… or … “spring is in the air” …
I took a walk at the KY Horse Park the other day. I think it was our third or fourth sunny day in a row (something we hadn’t seen in what felt like months). Each sunny day was a little warmer than the one before, and on this particular afternoon, the temperature was somewhere in the 60s. If you kept your head up, rather than looking down at all the wintery brown grass in the fields and pastures, you could see buds on the trees. And someone in some sort of odd ultralight hang-gliding contraption, flying noisily around the park.
I did make the mistake of looking back down at the brown grass at one point, only to be faced with a remarkably large (given the weather) pile of snow lingering near the corner of Nina Bonnie Rd and Marks Lane.
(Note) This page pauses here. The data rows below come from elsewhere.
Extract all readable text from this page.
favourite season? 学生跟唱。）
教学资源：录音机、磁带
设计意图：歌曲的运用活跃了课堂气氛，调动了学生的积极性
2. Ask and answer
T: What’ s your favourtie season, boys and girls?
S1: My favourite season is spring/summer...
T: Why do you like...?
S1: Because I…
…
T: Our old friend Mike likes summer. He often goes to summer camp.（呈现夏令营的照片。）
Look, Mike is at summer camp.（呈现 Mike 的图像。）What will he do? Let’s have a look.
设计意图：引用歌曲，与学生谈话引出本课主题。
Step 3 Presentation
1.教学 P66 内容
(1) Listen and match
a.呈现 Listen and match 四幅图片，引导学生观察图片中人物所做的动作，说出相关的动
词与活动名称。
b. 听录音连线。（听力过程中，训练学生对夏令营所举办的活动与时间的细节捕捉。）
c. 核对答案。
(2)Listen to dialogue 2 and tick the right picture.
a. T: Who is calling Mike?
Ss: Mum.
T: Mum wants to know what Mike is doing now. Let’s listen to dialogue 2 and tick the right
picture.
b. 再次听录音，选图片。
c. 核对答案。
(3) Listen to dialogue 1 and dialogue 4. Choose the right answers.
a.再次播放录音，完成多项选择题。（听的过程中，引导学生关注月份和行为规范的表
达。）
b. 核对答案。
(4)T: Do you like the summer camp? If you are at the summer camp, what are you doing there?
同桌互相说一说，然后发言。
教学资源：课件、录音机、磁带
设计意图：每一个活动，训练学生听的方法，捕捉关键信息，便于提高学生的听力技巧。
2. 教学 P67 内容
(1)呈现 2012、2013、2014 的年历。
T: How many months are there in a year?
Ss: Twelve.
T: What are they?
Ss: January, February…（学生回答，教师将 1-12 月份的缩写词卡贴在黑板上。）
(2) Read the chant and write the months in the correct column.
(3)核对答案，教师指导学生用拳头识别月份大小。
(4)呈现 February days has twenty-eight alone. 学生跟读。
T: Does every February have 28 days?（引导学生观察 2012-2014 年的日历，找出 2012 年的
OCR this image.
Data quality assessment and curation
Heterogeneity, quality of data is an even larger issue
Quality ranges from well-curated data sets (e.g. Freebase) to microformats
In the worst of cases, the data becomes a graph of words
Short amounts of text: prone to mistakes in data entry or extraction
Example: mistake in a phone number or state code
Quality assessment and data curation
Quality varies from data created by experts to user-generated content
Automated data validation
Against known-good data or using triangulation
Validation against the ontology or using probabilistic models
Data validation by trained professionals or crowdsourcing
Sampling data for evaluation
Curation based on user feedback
For the next leg of my walk, I was determined to focus again on the trees. It was then that I heard, and then saw — flying low, slowly, and loudly — one of the World War II-era planes that lives here in Lexington and flies around with some regularity. This particular plane is an original, restored T-6 Texan, a large, single-engine aircraft used to train pilots from World War II through the 1950s. We’ve seen this plane and others from the same era flying over our neighborhood. I also have a couple of photos (below) of a replica bi-plane that I’ve seen flying over the Horse Park. We get modern jets and propeller planes flying over Lexington, of course, but to my mind these old ones sound so much more interesting.